High-resolution spectroscopy for Cepheids distance determination - II. A period-projection factor relation

Context. The projection factor is a key quantity for the interferometric Baade-Wesselink (hereafter IBW) and surface-brightness ( hereafter SB) methods of determining the distance of Cepheids. Indeed, it allows a consistent combination of angular and linear diameters of the star. Aims. We aim to determine consistent projection factors that include the dynamical structure of the Cepheids' atmosphere. Methods. Hydrodynamical models of delta Cep and l Car have been used to validate a spectroscopic method of determining the projection factor. This method, based on the amplitude of the radial velocity curve, is applied to eight stars observed with the HARPS spectrometer. The projection factor is divided into three sub-concepts : ( 1) a geometrical effect, ( 2) the velocity gradient within the atmosphere, and ( 3) the relative motion of the optical pulsating photosphere compared to the corresponding mass elements ( hereafter f(o-g)).
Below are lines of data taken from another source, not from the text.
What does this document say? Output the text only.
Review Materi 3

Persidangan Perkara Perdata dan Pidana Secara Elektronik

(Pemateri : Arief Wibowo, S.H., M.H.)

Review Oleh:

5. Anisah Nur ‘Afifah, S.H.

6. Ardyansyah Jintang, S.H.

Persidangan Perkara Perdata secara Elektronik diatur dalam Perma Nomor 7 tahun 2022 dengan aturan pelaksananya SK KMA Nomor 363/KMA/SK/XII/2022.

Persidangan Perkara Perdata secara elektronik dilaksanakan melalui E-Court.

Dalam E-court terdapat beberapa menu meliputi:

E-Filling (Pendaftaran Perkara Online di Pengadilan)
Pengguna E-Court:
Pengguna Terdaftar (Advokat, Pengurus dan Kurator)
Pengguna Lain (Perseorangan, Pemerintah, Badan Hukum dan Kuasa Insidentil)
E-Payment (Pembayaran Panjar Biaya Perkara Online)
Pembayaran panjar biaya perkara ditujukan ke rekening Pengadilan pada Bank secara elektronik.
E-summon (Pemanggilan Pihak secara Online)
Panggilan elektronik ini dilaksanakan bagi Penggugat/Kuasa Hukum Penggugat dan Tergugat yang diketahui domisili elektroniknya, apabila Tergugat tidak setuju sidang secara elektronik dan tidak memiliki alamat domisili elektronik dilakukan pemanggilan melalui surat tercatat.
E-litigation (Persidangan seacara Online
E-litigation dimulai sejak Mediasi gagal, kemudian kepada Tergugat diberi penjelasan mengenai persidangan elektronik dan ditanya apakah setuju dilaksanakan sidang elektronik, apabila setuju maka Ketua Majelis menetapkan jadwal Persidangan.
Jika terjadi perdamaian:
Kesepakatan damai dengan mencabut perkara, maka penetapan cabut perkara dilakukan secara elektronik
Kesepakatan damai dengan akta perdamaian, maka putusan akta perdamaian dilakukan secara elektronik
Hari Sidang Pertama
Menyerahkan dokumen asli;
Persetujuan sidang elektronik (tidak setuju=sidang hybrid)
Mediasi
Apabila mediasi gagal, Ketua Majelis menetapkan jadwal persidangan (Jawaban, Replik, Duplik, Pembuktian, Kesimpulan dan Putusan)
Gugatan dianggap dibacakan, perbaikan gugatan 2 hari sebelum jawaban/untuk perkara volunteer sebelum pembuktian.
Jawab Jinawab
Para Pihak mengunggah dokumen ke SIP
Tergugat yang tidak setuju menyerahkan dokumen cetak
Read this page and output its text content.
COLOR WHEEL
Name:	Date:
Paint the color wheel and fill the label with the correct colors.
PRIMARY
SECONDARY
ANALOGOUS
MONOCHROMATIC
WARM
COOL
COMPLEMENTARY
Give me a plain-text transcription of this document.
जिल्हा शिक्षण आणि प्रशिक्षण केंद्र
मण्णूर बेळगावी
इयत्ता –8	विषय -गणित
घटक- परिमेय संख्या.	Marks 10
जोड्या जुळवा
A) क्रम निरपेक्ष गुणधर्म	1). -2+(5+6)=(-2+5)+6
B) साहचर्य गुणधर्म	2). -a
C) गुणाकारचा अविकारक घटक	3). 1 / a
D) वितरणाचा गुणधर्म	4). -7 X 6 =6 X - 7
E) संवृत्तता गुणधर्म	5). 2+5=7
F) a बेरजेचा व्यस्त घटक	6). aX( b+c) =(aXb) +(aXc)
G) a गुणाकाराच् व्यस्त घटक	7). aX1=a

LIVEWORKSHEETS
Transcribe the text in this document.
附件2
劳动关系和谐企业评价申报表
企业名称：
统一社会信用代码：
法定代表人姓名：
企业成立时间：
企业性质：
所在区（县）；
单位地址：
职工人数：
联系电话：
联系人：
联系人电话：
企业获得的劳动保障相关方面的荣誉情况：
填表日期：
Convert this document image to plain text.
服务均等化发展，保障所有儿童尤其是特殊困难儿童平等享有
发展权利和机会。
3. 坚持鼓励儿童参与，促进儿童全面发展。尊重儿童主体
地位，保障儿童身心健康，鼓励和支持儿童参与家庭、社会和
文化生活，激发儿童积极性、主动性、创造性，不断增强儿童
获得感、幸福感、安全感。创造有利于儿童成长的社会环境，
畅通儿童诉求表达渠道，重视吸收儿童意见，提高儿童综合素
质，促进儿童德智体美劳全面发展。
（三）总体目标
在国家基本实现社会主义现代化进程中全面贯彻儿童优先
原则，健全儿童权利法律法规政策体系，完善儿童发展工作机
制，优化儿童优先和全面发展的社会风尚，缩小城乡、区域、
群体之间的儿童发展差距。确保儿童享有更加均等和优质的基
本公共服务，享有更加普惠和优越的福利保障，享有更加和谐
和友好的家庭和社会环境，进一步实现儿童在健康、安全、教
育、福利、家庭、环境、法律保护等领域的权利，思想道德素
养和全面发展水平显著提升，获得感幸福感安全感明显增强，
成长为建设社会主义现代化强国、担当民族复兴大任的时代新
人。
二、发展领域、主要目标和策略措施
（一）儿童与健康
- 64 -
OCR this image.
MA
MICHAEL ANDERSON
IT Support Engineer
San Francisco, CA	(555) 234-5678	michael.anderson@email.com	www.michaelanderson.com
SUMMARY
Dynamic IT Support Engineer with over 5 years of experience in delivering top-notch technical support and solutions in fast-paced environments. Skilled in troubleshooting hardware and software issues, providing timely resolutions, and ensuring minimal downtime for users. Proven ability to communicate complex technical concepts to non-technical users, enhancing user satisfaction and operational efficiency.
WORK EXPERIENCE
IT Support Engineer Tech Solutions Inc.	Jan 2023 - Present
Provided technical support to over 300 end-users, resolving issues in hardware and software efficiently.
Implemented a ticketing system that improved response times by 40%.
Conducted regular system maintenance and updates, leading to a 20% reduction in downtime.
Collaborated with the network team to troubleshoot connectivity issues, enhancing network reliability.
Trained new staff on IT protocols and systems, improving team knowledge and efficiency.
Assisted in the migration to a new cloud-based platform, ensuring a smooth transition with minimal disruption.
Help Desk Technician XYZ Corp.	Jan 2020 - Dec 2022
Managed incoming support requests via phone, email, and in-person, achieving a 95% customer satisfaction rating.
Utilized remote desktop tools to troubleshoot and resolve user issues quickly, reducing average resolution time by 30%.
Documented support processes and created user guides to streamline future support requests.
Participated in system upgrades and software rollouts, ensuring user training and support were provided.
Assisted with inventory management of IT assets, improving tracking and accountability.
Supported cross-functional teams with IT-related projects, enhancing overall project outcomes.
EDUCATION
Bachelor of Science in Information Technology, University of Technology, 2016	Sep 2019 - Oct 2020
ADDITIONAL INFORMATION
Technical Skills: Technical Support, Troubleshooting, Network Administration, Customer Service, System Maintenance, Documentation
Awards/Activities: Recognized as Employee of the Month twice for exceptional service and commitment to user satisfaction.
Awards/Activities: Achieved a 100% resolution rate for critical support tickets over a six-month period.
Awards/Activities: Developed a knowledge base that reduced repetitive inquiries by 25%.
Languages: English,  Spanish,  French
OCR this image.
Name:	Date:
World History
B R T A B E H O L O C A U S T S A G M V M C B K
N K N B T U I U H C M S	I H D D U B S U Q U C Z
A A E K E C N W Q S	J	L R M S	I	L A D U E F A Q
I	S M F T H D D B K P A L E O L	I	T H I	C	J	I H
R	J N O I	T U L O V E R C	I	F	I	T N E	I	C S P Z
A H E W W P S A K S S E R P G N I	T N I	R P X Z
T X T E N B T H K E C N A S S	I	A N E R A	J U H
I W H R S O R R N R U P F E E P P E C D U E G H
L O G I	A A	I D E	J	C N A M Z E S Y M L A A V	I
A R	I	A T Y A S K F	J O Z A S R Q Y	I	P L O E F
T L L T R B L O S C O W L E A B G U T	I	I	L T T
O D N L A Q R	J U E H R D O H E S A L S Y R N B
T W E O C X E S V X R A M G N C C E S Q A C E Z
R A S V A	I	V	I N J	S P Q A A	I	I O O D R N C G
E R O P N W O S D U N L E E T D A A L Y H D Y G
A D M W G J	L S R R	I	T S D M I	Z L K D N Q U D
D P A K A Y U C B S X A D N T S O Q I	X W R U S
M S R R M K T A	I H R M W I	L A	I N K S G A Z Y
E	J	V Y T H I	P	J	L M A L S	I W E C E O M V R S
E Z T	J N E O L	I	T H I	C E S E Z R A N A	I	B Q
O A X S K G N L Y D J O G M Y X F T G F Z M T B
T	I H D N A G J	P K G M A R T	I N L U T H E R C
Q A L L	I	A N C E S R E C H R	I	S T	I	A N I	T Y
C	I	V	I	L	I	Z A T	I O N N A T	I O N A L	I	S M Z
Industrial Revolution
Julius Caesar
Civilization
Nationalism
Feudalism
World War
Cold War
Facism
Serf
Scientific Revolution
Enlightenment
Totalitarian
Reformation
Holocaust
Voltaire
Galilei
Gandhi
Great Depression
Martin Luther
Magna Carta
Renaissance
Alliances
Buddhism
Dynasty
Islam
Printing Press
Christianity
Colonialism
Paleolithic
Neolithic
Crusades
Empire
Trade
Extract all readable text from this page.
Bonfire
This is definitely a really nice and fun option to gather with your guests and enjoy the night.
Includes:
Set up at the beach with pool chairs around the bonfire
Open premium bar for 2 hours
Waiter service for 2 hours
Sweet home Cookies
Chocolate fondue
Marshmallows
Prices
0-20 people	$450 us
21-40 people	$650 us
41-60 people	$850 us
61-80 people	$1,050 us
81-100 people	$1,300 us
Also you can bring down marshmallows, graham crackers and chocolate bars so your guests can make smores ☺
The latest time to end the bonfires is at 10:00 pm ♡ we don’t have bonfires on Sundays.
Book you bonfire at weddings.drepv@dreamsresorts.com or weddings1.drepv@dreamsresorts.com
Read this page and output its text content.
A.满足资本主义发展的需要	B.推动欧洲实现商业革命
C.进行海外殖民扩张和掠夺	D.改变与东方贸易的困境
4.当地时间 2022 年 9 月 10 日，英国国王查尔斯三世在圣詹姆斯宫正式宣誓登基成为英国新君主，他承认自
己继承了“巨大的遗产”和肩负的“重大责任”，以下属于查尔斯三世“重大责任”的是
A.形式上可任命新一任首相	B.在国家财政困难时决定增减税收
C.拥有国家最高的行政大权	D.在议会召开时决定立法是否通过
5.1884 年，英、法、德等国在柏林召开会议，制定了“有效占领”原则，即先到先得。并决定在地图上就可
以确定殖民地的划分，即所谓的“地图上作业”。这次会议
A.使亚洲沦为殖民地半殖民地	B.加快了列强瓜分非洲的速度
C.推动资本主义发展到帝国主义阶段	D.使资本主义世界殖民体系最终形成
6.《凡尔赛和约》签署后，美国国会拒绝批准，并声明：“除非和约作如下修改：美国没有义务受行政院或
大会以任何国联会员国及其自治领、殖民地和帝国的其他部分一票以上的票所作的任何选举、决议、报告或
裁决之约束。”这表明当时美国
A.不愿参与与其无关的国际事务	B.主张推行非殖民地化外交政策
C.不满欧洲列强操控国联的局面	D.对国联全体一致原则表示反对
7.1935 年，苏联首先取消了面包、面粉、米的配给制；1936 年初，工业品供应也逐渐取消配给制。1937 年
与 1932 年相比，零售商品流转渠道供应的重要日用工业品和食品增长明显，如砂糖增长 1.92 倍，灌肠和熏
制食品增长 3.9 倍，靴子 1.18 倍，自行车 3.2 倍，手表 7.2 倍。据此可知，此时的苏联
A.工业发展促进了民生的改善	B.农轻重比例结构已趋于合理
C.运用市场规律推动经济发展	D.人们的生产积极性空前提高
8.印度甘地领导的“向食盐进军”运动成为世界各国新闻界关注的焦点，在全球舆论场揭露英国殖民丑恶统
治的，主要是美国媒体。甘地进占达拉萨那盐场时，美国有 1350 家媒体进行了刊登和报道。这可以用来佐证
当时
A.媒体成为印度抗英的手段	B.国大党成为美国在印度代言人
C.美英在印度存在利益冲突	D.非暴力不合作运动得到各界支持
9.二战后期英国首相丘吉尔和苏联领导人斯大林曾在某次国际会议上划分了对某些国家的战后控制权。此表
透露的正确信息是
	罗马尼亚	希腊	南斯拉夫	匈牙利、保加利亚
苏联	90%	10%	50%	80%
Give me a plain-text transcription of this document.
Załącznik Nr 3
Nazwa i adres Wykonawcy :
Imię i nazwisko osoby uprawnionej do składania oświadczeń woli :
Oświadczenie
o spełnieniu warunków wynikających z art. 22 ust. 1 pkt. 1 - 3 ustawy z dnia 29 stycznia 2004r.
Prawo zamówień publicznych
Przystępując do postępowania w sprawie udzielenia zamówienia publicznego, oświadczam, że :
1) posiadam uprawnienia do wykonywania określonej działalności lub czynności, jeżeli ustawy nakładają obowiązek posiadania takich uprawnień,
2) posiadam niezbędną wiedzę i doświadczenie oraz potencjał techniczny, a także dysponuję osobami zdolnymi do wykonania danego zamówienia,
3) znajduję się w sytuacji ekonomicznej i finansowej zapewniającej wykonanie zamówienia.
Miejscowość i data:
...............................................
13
Both, ( 1) and ( 3) are deduced from geometrical and hydrodynamical models, respectively, while ( 2) is derived directly from observations. Results. The Fe I 4896.439 angstrom line is found to be the best one to use in the context of IBW and SB methods. A coherent and consistent period-projection factor relation ( hereafter Pp relation) is derived for this specific spectral line: p = [-0.064 +/- 0.020] log P + [ 1.376 +/- 0.023]. This procedure is then extended to derive dynamic projection factors for any spectral line of any Cepheid. Conclusions. This Pp relation is an important tool for removing bias in the calibration of the period-luminosity relation of Cepheids. Moreover, it reveals a new physical quantity f(o-g) to investigate in the near future.